Faites entrer l'infini n° 59

 

Les chanteurs sont nombreux dans notre histoire à être devenus les porte-voix des hautes espérances des peuples. Francesca Solleville est à sa place dans ce numéro de Faites entrer l'Infini. Cinquante années de travail à faire vivre l'étonnante diversité de la chanson française méritent qu'on s'y arrête. Bernard Ascal, qui est expert dans le domaine de la chanson, relate ce que fut la vie d'artiste de Francesca, ses combats, ses amis. Elle-même intervient pour préciser certains points. Nous sommes heureux et fiers de lui ouvrir les pages du Cahier art, tout autant que nous l'avons été, il y a quelques années, avec Victor Jara, autre grande voix que les assassins n'ont pu faire entrer dans l'oubli. Poursuivant la lecture attentive à laquelle il soumet l'œuvre poétique d'Aragon, Michel Host traite des années d'après-guerre, celles qui se referment"en 1956 avec la publication du Roman inachevé. Sa lecture prolonge les analyses et les commentaires qu'il a débutés dans les numéros 54, 56, 57 de Faites entrer l'Infini vers lesquels les lecteurs pourront se tourner pour mieux saisir la cohérence et la singularité de ses propos.

Il est un texte qu'Aragon n'a pas reconnu mais que Bernard Leuilliot avait à juste titre inclus dans le premier volume des Chroniques. Il s'agit d'une préface écrite pour une édition des Onze mille verges d'Apollinaire, en 1930, quand l'appartenance d'Aragon au mouvement surréaliste était déjà en question. Sa publication en 1998 dans Les Chroniques n'avait pas provoqué l'intérêt qu'on était en droit d'attendre. Jean-Pierre Siméon remet ce texte brillant dans sa perspective qui concerne autant Apollinaire qu'Aragon.
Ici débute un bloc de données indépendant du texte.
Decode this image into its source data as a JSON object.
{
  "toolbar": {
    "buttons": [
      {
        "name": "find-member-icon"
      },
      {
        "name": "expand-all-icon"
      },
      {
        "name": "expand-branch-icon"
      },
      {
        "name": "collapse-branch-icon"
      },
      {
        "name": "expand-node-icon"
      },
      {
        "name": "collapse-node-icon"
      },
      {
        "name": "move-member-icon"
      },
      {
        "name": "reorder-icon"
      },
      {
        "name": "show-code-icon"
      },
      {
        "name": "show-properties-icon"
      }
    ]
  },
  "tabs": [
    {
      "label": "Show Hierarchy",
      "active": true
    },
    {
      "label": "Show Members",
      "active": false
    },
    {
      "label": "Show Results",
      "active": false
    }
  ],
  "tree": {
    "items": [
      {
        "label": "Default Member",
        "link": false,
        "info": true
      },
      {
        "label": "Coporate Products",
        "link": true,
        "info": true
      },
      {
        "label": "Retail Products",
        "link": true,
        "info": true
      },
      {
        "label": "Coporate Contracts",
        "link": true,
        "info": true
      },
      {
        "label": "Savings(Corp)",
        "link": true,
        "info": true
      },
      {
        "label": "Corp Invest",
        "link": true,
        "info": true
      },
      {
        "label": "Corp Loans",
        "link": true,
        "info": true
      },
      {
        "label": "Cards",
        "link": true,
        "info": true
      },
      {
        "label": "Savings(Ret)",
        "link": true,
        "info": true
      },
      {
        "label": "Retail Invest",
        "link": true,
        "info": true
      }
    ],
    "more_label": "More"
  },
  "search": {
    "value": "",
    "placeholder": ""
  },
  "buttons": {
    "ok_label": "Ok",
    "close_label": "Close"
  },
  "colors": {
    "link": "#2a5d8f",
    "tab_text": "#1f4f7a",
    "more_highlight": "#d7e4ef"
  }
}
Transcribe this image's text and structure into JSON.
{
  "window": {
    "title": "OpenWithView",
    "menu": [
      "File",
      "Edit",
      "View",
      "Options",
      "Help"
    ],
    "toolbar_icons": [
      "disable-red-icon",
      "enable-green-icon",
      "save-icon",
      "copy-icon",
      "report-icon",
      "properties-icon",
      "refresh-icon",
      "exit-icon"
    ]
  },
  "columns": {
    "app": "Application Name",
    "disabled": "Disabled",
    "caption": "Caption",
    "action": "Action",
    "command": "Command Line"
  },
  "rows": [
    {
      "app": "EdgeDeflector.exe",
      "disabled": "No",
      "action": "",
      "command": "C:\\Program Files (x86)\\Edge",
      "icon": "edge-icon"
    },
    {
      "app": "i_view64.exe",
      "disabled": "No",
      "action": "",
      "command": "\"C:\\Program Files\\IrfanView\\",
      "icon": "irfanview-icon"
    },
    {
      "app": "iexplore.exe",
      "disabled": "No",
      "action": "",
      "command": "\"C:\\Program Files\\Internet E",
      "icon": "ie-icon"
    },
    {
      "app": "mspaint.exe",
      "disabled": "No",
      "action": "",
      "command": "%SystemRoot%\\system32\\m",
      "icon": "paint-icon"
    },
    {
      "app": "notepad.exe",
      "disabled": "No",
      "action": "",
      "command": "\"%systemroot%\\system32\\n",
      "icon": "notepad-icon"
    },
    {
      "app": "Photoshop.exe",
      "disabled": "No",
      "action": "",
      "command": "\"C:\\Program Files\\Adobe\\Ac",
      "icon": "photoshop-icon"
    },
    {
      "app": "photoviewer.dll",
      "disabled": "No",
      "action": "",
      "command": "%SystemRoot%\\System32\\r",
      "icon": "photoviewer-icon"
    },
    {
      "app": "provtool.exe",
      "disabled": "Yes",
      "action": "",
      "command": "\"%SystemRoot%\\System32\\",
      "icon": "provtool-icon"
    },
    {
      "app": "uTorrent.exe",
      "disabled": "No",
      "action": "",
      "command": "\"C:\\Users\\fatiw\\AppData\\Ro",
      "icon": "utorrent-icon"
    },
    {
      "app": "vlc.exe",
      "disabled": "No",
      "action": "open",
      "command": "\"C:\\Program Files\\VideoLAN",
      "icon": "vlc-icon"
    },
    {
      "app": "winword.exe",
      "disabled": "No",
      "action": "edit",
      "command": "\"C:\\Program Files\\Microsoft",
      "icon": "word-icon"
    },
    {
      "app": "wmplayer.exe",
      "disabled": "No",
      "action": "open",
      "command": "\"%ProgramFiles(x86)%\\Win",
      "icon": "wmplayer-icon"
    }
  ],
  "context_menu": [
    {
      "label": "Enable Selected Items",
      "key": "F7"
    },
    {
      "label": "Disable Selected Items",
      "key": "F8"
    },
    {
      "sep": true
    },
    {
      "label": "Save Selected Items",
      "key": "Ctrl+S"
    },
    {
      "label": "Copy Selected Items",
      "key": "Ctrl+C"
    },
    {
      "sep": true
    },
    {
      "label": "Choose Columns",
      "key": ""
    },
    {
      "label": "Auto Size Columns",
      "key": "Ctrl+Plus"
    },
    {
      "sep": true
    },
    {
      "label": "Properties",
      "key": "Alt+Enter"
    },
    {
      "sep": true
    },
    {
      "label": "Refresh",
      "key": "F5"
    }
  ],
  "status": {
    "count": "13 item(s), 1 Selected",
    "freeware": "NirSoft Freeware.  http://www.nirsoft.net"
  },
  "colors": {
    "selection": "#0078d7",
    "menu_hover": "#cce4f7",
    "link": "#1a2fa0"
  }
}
Eisa Triolet et Lili Brik viennent d'être l'objet d'une biographie croisée par Jean-Noël Liaut. C'est a priori une entreprise sympathique. Brassant une matière considérable, elle nécessite que l'auteur mette en œuvre une grande rectitude intellectuelle, l'empathie éventuelle ne pouvant remplacer les connaissances, le recul historique ou l'esprit critique. Marie-Thérèse Eychart a fait de cet ouvrage la lecture attentive qu'il appelle et constate la régression méthodologique dont il témoigne par rapport aux ouvrages plus anciens de Lilly Marcou et Huguette Bouchardeau. Ses reproches sont consistants mais ne l'empêchent pas de considérer que Jean-Noël Liaut est mu par le souci de présenter en Lili Brik et Eisa Triolet deux personnages importants de la vie culturelle russe et française et de lui en savoir gré.
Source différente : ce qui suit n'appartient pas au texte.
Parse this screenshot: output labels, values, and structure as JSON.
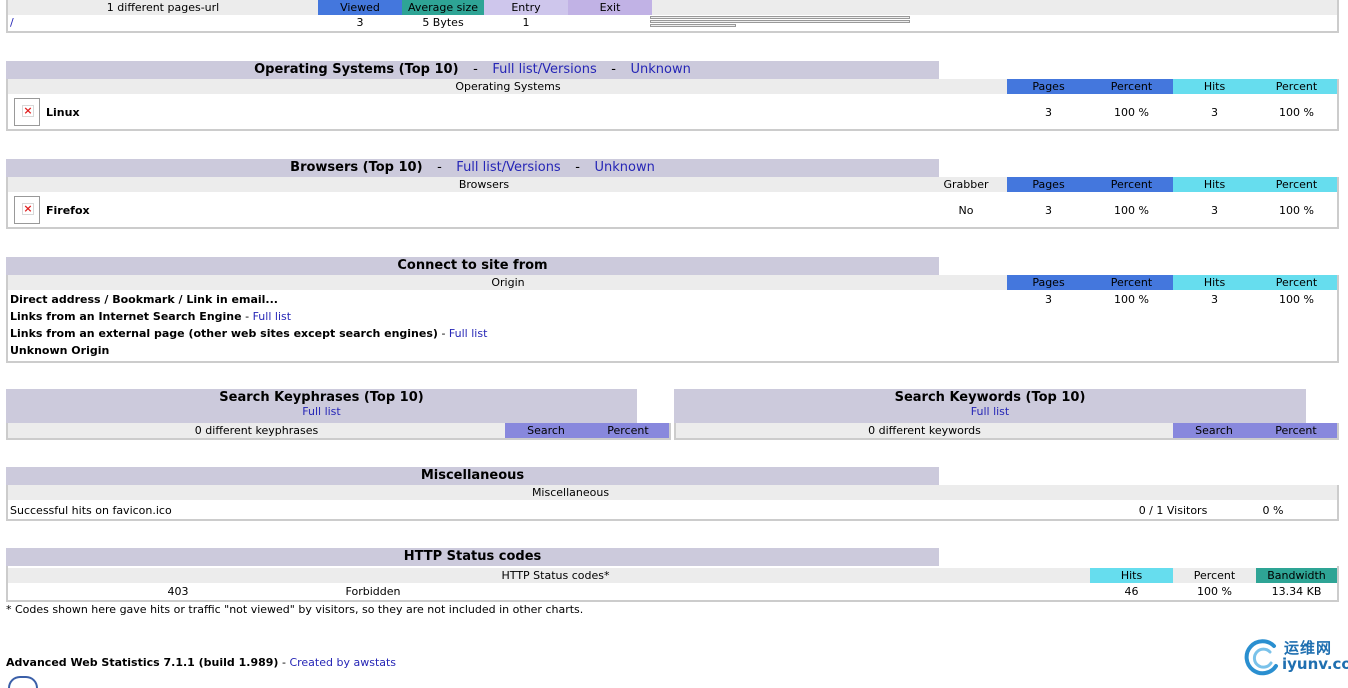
{
  "pages_url": {
    "header": {
      "label": "1 different pages-url",
      "viewed": "Viewed",
      "avg_size": "Average size",
      "entry": "Entry",
      "exit": "Exit"
    },
    "row": {
      "url": "/",
      "viewed": "3",
      "avg_size": "5 Bytes",
      "entry": "1"
    }
  },
  "os": {
    "title": "Operating Systems (Top 10)",
    "full_list": "Full list/Versions",
    "unknown": "Unknown",
    "sep": "-",
    "col_label": "Operating Systems",
    "cols": {
      "pages": "Pages",
      "percent": "Percent",
      "hits": "Hits",
      "hits_percent": "Percent"
    },
    "row": {
      "name": "Linux",
      "icon": "broken-image-icon",
      "pages": "3",
      "percent": "100 %",
      "hits": "3",
      "hits_percent": "100 %"
    }
  },
  "browsers": {
    "title": "Browsers (Top 10)",
    "full_list": "Full list/Versions",
    "unknown": "Unknown",
    "sep": "-",
    "col_label": "Browsers",
    "grabber_label": "Grabber",
    "cols": {
      "pages": "Pages",
      "percent": "Percent",
      "hits": "Hits",
      "hits_percent": "Percent"
    },
    "row": {
      "name": "Firefox",
      "icon": "broken-image-icon",
      "grabber": "No",
      "pages": "3",
      "percent": "100 %",
      "hits": "3",
      "hits_percent": "100 %"
    }
  },
  "connect": {
    "title": "Connect to site from",
    "col_label": "Origin",
    "cols": {
      "pages": "Pages",
      "percent": "Percent",
      "hits": "Hits",
      "hits_percent": "Percent"
    },
    "rows": [
      {
        "label": "Direct address / Bookmark / Link in email...",
        "pages": "3",
        "percent": "100 %",
        "hits": "3",
        "hits_percent": "100 %"
      },
      {
        "label": "Links from an Internet Search Engine",
        "link": "Full list"
      },
      {
        "label": "Links from an external page (other web sites except search engines)",
        "link": "Full list"
      },
      {
        "label": "Unknown Origin"
      }
    ],
    "dash": "-"
  },
  "keyphrases": {
    "title": "Search Keyphrases (Top 10)",
    "full_list": "Full list",
    "count": "0 different keyphrases",
    "search": "Search",
    "percent": "Percent"
  },
  "keywords": {
    "title": "Search Keywords (Top 10)",
    "full_list": "Full list",
    "count": "0 different keywords",
    "search": "Search",
    "percent": "Percent"
  },
  "misc": {
    "title": "Miscellaneous",
    "col_label": "Miscellaneous",
    "row": {
      "label": "Successful hits on favicon.ico",
      "visitors": "0 / 1 Visitors",
      "percent": "0 %"
    }
  },
  "http": {
    "title": "HTTP Status codes",
    "col_label": "HTTP Status codes*",
    "cols": {
      "hits": "Hits",
      "percent": "Percent",
      "bandwidth": "Bandwidth"
    },
    "row": {
      "code": "403",
      "desc": "Forbidden",
      "hits": "46",
      "percent": "100 %",
      "bandwidth": "13.34 KB"
    },
    "note": "* Codes shown here gave hits or traffic \"not viewed\" by visitors, so they are not included in other charts."
  },
  "footer": {
    "text": "Advanced Web Statistics 7.1.1 (build 1.989)",
    "dash": "-",
    "link": "Created by awstats"
  },
  "watermark": {
    "cn": "运维网",
    "site": "iyunv.com"
  }
}
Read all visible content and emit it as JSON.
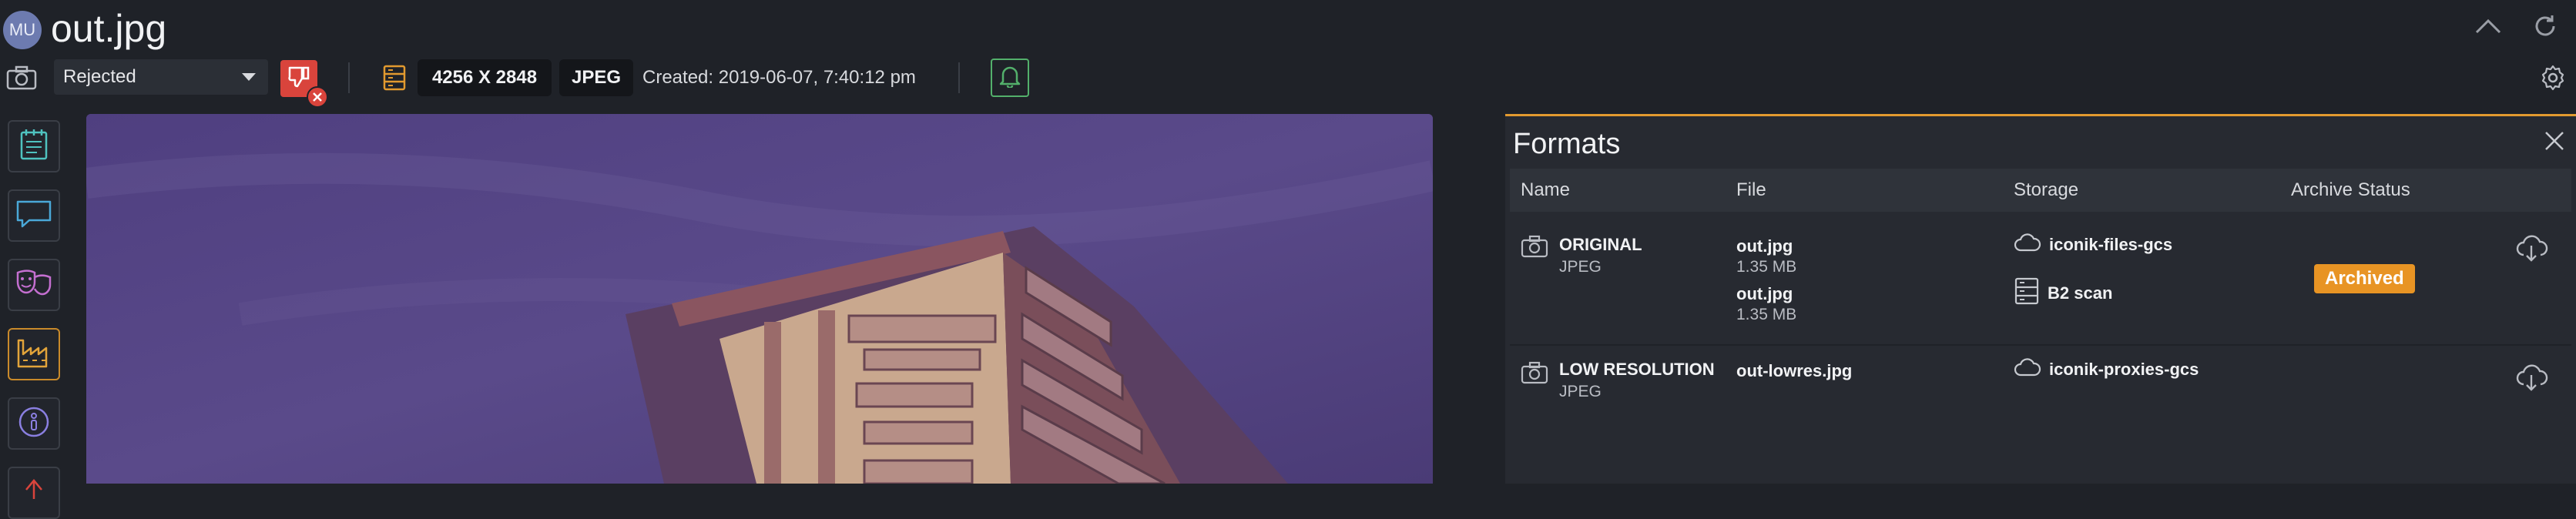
{
  "header": {
    "avatar_initials": "MU",
    "title": "out.jpg",
    "icons": [
      "chevron-up-icon",
      "refresh-icon"
    ]
  },
  "toolbar": {
    "status_value": "Rejected",
    "dimensions": "4256 X 2848",
    "format": "JPEG",
    "created": "Created: 2019-06-07, 7:40:12 pm",
    "icons": [
      "camera-icon",
      "thumbs-down-icon",
      "metadata-icon",
      "bell-icon",
      "settings-icon"
    ]
  },
  "sidebar": {
    "items": [
      {
        "icon": "notes-icon",
        "color": "#4fc3c0"
      },
      {
        "icon": "comment-icon",
        "color": "#4aa8d8"
      },
      {
        "icon": "masks-icon",
        "color": "#c46fd0"
      },
      {
        "icon": "factory-icon",
        "color": "#e2a43a"
      },
      {
        "icon": "info-icon",
        "color": "#8a7fe0"
      },
      {
        "icon": "share-icon",
        "color": "#d9443c"
      }
    ]
  },
  "formats_panel": {
    "title": "Formats",
    "columns": [
      "Name",
      "File",
      "Storage",
      "Archive Status"
    ],
    "rows": [
      {
        "name": "ORIGINAL",
        "type": "JPEG",
        "files": [
          {
            "name": "out.jpg",
            "size": "1.35 MB"
          },
          {
            "name": "out.jpg",
            "size": "1.35 MB"
          }
        ],
        "storage": [
          {
            "icon": "cloud-icon",
            "label": "iconik-files-gcs"
          },
          {
            "icon": "server-icon",
            "label": "B2 scan"
          }
        ],
        "archive_status": "Archived"
      },
      {
        "name": "LOW RESOLUTION",
        "type": "JPEG",
        "files": [
          {
            "name": "out-lowres.jpg"
          }
        ],
        "storage": [
          {
            "icon": "cloud-icon",
            "label": "iconik-proxies-gcs"
          }
        ],
        "archive_status": ""
      }
    ]
  },
  "colors": {
    "background": "#1f2228",
    "panel": "#272a31",
    "accent": "#e29a2f",
    "rejected": "#d9443c",
    "notify": "#53b06b"
  }
}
On ne saurait user de la même indulgence, ni pour les intentions, ni pour les procédés mis en œuvre avec Gérard Guégan, l'auteur de Qui dira la souffrance d'Aragon ? D'autant qu'il a bénéficié dans les médias d'un consensus bienveillant dénué de tout esprit critique qui est le signe d'une uniformité inquiétante. Olivier Barbarant démonte les mécanismes de conception et d'écriture du roman de Guégan qui, outre sa médiocrité littéraire, s'apparente plus à un assemblage de racontars qu'à autre chose.

Ces deux ouvrages, qui ne sont évidemment pas comparables dans leurs visées, sont les symptômes d'une situation intellectuelle et politique qui ne laisse pas d'inquiéter dans la mesure où on la voit se généraliser. C'est là où le retour à Aragon, à l'exemple d'Aragon est capital. Qui, mieux que lui, a su décrypter l'évolution de la situation en France et en Europe, sans craindre d'aller à contre-courant, et montrer la responsabilité de ceux qui se sont faits les fourriers du pire ? Quand la perte des repères et la peur de retomber dans un conflit pourtant imminent troublaient les esprits et les poussaient à se détourner du réel, Aragon n'a cessé de rappeler les vérités les plus élémentaires et d'organiser la lutte contre le fascisme dont il avait pris la mesure. Ne sommes-nous pas dans un monde plein de dangers ? L'information et la libre parole sont sous le joug des puissances d'argent, les œuvres d'art n'échappent pas plus aux spéculations que le blé, le commerce des armes est le seul à se bien porter, les conflits de toutes natures ravagent les pays les plus faibles. Le mufle de la guerre rôde comme jamais. Le glissement vers ce qu'il faut bien nommer le pire, se produit sous nos yeux. La parole d'Aragon mais aussi celle d'Eisa qui ont su montrer qui a intérêt à détruire l'avenir des peuples vont plus que jamais apparaître comme exemplaires. A nous de les faire mieux connaître.